Delivering the Huw Wheldon Memorial Lecture to the Royal Television Society gathering in Cambridge, Redmond argued that the best way to keep and to protect children’s TV as a public service would be to consolidate the assets of both broadcasters into a single entity. “One public service provider that would be underwritten by the BBC licence fee, but supplemented by Channel 4’s advertising and sponsorship income”.
The proposals were greeted with a mixed reaction by delegates, chief executive of producers’ trade association Pact, John McVay, described them as “way out of the box”.
The future of Channel 4 has been occupying the minds of executives ever since the opening of a potential £100m funding gap. Proposals have included a merger with either BBC Worldwide, the corporation’s commercial arm, or the RTL-owned Five.
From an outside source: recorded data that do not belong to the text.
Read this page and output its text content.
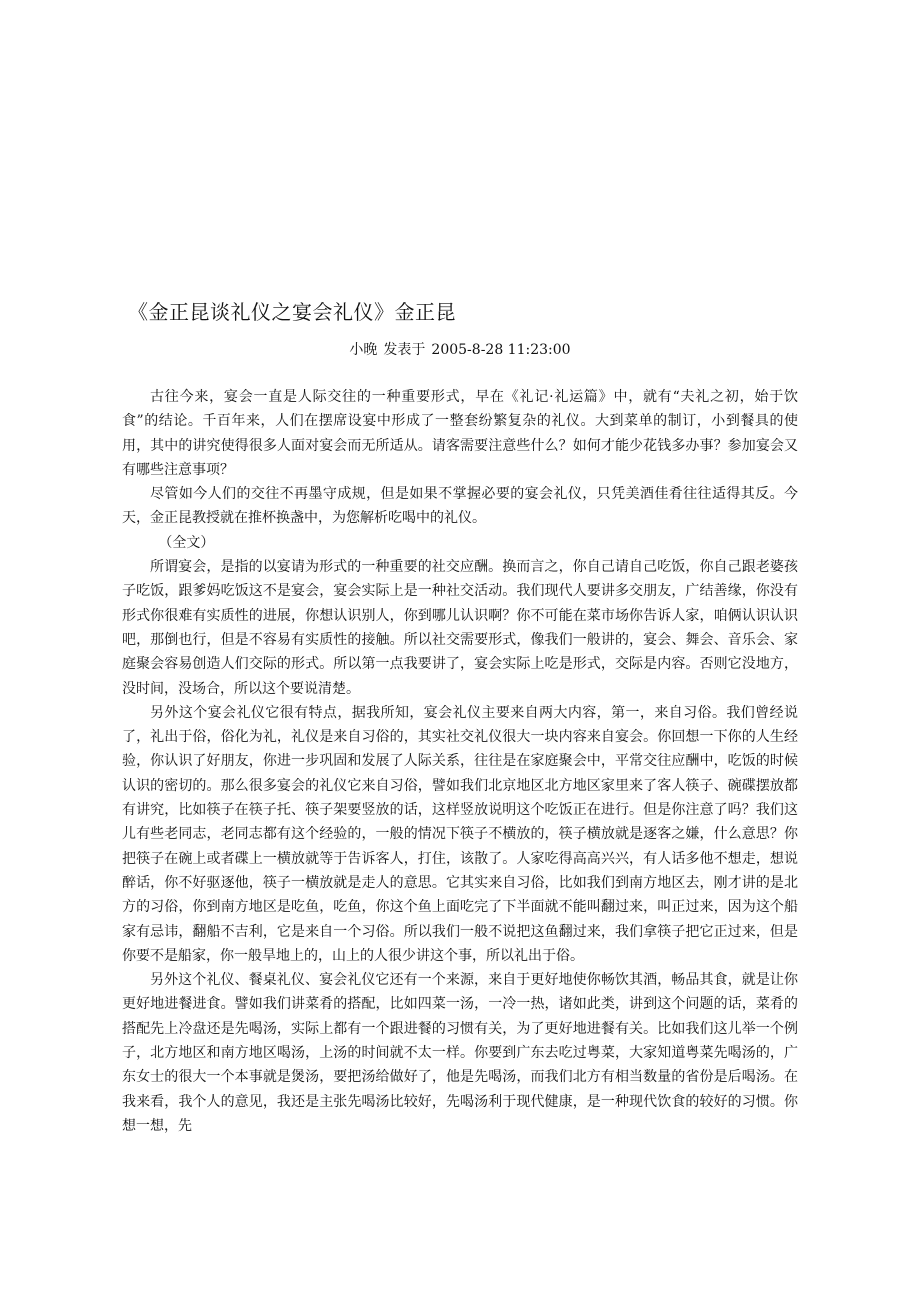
《金正昆谈礼仪之宴会礼仪》金正昆
小晚 发表于 2005-8-28 11:23:00

古往今来，宴会一直是人际交往的一种重要形式，早在《礼记·礼运篇》中，就有“夫礼之初，始于饮食”的结论。千百年来，人们在摆席设宴中形成了一整套纷繁复杂的礼仪。大到菜单的制订，小到餐具的使用，其中的讲究使得很多人面对宴会而无所适从。请客需要注意些什么？如何才能少花钱多办事？参加宴会又有哪些注意事项？

尽管如今人们的交往不再墨守成规，但是如果不掌握必要的宴会礼仪，只凭美酒佳肴往往适得其反。今天，金正昆教授就在推杯换盏中，为您解析吃喝中的礼仪。

（全文）

所谓宴会，是指的以宴请为形式的一种重要的社交应酬。换而言之，你自己请自己吃饭，你自己跟老婆孩子吃饭，跟爹妈吃饭这不是宴会，宴会实际上是一种社交活动。我们现代人要讲多交朋友，广结善缘，你没有形式你很难有实质性的进展，你想认识别人，你到哪儿认识啊？你不可能在菜市场你告诉人家，咱俩认识认识吧，那倒也行，但是不容易有实质性的接触。所以社交需要形式，像我们一般讲的，宴会、舞会、音乐会、家庭聚会容易创造人们交际的形式。所以第一点我要讲了，宴会实际上吃是形式，交际是内容。否则它没地方，没时间，没场合，所以这个要说清楚。

另外这个宴会礼仪它很有特点，据我所知，宴会礼仪主要来自两大内容，第一，来自习俗。我们曾经说了，礼出于俗，俗化为礼，礼仪是来自习俗的，其实社交礼仪很大一块内容来自宴会。你回想一下你的人生经验，你认识了好朋友，你进一步巩固和发展了人际关系，往往是在家庭聚会中，平常交往应酬中，吃饭的时候认识的密切的。那么很多宴会的礼仪它来自习俗，譬如我们北京地区北方地区家里来了客人筷子、碗碟摆放都有讲究，比如筷子在筷子托、筷子架要竖放的话，这样竖放说明这个吃饭正在进行。但是你注意了吗？我们这儿有些老同志，老同志都有这个经验的，一般的情况下筷子不横放的，筷子横放就是逐客之嫌，什么意思？你把筷子在碗上或者碟上一横放就等于告诉客人，打住，该散了。人家吃得高高兴兴，有人话多他不想走，想说醉话，你不好驱逐他，筷子一横放就是走人的意思。它其实来自习俗，比如我们到南方地区去，刚才讲的是北方的习俗，你到南方地区是吃鱼，吃鱼，你这个鱼上面吃完了下半面就不能叫翻过来，叫正过来，因为这个船家有忌讳，翻船不吉利，它是来自一个习俗。所以我们一般不说把这鱼翻过来，我们拿筷子把它正过来，但是你要不是船家，你一般旱地上的，山上的人很少讲这个事，所以礼出于俗。

另外这个礼仪、餐桌礼仪、宴会礼仪它还有一个来源，来自于更好地使你畅饮其酒，畅品其食，就是让你更好地进餐进食。譬如我们讲菜肴的搭配，比如四菜一汤，一冷一热，诸如此类，讲到这个问题的话，菜肴的搭配先上冷盘还是先喝汤，实际上都有一个跟进餐的习惯有关，为了更好地进餐有关。比如我们这儿举一个例子，北方地区和南方地区喝汤，上汤的时间就不太一样。你要到广东去吃过粤菜，大家知道粤菜先喝汤的，广东女士的很大一个本事就是煲汤，要把汤给做好了，他是先喝汤，而我们北方有相当数量的省份是后喝汤。在我来看，我个人的意见，我还是主张先喝汤比较好，先喝汤利于现代健康，是一种现代饮食的较好的习惯。你想一想，先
Redmond suggests that the BBC retain responsibility of BBC One and Two, News, Parliament, CBBC and CBeebies, while Channel 4 would take the youth-skewing BBC Three and arts-based BBC Four. He argued that the BBC licence fee would not just be protected, but strengthened, dismissing suggestions that the fee be ‘top-sliced’ with the proceeds going to ITV regional news or Channel 4.
Redmond also took the BBC Trust to task for abandoning children at the age of 12, and failing to pick them up through the multimedia brand BBC Switch. His criticism could just have easily be levelled at the commercial sector where Playhouse Disney, Nickelodeon and the recently launched Disney XD are all distinctly narrowcast. Trouble, which served the 15-24 demographic, was closed by Virgin Media Television in February 2009.